Simplicity. Every additional component is a potential point of failure. Use the minimum hardware and software needed to meet your requirements. A Raspberry Pi running dnsmasq and Samba is vastly more reliable — and more repairable — than a stack of enterprise appliances.

Documentation. Write down your network configuration. IP addresses, VLAN assignments, Wi-Fi passwords, service URLs — all of it. Put it on your local wiki. When you are not available and someone else needs to troubleshoot, documentation is the difference between a fixable problem and a dead network.

Modularity. Design your network so components can be replaced independently. If your DHCP server dies, swapping in a new Raspberry Pi and loading the configuration should take minutes. If your access point fails, a replacement should work with no changes to the rest of the network.

Security from the start. Use WPA3 (or at minimum WPA2) on Wi-Fi. Use VLANs to segment untrusted devices. Use SSH keys instead of passwords.

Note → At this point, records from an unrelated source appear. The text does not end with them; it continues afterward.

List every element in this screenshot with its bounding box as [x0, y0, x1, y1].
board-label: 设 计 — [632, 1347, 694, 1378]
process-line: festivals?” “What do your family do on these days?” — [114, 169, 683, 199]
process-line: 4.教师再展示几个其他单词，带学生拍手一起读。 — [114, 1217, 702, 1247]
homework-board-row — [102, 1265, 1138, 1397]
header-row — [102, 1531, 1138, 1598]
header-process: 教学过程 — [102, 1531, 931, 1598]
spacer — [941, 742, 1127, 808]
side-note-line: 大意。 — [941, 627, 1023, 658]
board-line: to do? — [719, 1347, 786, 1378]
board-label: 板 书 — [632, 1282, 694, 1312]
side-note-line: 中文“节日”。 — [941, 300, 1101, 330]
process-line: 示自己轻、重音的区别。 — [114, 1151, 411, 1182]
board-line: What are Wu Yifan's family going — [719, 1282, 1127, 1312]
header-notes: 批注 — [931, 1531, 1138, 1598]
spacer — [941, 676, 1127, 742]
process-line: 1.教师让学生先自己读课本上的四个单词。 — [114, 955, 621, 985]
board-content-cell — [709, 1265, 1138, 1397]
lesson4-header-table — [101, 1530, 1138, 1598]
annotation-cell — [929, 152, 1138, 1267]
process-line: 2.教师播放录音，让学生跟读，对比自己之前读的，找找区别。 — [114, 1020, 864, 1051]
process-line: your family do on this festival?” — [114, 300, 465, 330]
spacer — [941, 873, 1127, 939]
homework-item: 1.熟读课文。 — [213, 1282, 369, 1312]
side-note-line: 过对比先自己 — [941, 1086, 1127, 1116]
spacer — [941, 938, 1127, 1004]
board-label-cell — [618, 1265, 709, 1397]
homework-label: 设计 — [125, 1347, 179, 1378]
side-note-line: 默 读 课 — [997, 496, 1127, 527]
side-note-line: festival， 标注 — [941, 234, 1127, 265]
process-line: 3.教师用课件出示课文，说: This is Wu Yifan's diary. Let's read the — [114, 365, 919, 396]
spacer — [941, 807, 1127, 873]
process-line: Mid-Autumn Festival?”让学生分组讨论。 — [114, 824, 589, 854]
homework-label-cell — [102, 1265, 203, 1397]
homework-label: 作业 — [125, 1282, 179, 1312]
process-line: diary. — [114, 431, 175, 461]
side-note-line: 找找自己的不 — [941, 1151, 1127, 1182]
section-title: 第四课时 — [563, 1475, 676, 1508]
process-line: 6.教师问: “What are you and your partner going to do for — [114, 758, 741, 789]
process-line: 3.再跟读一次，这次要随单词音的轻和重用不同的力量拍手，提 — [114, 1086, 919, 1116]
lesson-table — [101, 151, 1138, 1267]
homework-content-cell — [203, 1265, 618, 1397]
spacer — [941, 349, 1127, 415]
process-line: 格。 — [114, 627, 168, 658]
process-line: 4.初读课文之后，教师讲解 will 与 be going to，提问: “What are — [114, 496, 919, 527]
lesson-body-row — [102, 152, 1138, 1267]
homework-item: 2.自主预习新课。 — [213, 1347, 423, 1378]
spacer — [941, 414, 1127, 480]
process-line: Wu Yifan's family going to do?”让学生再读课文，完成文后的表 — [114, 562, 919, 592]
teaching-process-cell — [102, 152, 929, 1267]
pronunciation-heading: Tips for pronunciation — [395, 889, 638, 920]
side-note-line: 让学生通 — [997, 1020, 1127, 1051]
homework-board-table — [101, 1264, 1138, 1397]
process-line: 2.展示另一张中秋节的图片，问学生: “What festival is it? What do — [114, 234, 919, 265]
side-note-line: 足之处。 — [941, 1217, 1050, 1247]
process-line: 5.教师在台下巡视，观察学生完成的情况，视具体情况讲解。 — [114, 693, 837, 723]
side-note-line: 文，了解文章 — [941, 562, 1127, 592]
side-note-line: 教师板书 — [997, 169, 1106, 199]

Use encrypted protocols (HTTPS, SFTP, WireGuard) wherever possible. Security is harder to add retroactively than to build in from the beginning.

Scalability. Design your IP addressing and VLAN scheme to accommodate growth. Use a /24 subnet (254 addresses) even if you only have 10 devices. Use VLAN IDs that leave room for future additions. The cost of planning for growth is zero; the cost of redesigning a running network is significant.

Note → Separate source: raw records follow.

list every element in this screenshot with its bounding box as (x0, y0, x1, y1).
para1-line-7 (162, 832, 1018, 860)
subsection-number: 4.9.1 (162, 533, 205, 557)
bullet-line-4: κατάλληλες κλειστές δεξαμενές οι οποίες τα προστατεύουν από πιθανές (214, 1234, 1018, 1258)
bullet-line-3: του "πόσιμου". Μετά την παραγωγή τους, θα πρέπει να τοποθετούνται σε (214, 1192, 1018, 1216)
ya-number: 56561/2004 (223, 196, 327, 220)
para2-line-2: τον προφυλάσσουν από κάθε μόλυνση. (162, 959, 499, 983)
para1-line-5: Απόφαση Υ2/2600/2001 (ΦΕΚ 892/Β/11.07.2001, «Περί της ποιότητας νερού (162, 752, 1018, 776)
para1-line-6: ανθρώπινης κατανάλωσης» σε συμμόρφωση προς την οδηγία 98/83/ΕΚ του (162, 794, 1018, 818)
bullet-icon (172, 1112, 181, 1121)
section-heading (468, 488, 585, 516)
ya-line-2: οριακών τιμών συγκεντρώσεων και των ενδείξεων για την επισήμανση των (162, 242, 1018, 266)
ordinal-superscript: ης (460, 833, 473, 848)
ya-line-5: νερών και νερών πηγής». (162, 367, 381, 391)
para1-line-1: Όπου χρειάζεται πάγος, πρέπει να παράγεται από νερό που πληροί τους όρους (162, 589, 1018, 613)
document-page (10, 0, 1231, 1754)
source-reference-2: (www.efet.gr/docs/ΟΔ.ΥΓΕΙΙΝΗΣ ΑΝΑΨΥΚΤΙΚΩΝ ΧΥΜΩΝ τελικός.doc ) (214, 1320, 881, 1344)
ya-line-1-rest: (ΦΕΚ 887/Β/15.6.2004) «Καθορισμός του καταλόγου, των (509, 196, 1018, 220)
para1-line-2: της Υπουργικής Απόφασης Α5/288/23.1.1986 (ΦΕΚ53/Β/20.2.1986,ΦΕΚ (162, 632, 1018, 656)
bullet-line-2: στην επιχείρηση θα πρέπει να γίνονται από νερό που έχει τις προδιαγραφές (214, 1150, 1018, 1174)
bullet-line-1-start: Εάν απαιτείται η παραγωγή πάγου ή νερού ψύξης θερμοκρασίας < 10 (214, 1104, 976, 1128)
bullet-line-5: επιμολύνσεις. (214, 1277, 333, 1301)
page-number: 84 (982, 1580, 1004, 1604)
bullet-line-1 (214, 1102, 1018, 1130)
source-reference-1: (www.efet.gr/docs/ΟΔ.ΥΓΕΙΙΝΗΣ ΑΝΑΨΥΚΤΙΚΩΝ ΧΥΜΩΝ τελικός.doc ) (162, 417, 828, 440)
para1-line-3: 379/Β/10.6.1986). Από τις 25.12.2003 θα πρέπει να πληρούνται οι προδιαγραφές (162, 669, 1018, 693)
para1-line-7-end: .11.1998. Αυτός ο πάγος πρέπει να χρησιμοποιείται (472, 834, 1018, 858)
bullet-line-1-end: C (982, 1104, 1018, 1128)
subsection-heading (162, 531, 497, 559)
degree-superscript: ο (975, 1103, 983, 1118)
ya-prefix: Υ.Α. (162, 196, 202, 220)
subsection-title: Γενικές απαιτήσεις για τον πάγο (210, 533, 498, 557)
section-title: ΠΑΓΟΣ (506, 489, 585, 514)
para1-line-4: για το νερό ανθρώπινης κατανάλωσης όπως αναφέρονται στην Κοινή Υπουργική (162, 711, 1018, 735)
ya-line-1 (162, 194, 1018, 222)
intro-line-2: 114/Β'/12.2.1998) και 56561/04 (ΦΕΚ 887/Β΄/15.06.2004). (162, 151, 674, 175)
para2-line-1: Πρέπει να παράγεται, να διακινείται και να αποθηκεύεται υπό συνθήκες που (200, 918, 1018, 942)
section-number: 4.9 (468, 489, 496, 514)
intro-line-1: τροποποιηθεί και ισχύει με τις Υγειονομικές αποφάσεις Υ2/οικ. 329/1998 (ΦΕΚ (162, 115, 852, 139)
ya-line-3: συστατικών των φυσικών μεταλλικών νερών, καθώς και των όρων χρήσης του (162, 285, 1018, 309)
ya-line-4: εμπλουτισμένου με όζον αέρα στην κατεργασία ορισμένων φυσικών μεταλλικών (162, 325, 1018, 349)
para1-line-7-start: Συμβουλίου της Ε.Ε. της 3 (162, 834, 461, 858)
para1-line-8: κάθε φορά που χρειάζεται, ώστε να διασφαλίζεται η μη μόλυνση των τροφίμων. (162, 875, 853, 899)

Resilience. Plan for failures. What happens if the server loses power? What happens if the switch dies? What happens if someone trips over the Ethernet cable? Redundancy is expensive, but awareness of single points of failure is free. At a minimum, ensure your critical configurations are backed up somewhere other than the devices they run on.

Summary

In this chapter, we built up from raw cables and radio waves to a complete, functional local network capable of serving a community without any internet connection. We covered:

• Ethernet standards and cabling — the physical foundation of local networks, from Cat5e to Cat6a
• Switches and their role — intelligent frame forwarding that makes modern LANs possible
• Wi-Fi standards — from 802.11b to Wi-Fi 7, and the practical considerations for choosing equipment
• Network device roles — the critical distinctions between access points, routers, and bridges
• Internet-less LAN setup — DHCP with dnsmasq, local DNS with Avahi, and Linux network configuration
• Local services — file sharing, media streaming, messaging, wikis, and git servers that work without internet
• Captive portals — welcoming users and guiding them to available services
• VLANs and network segmentation — isolating device types for security and organization
• Power over Ethernet — simplifying deployments by carrying power and data on one cable
• Bridging LANs — wireless bridges and VPNs for connecting separate networks
• A complete practical example — a community room network for under $300

The local area network is the atom from which larger networks are composed. Every mesh network, every community wireless ISP, every intercommunity link described in later chapters ultimately connects back to a LAN where people use devices and access services. Build your LANs well, and everything you build on top of them will be stronger for it.

In the next chapter, we move beyond the boundaries of a single location and explore mesh networking — the technology that allows multiple LANs and individual nodes to self-organize into resilient, decentralized networks that heal themselves when links fail.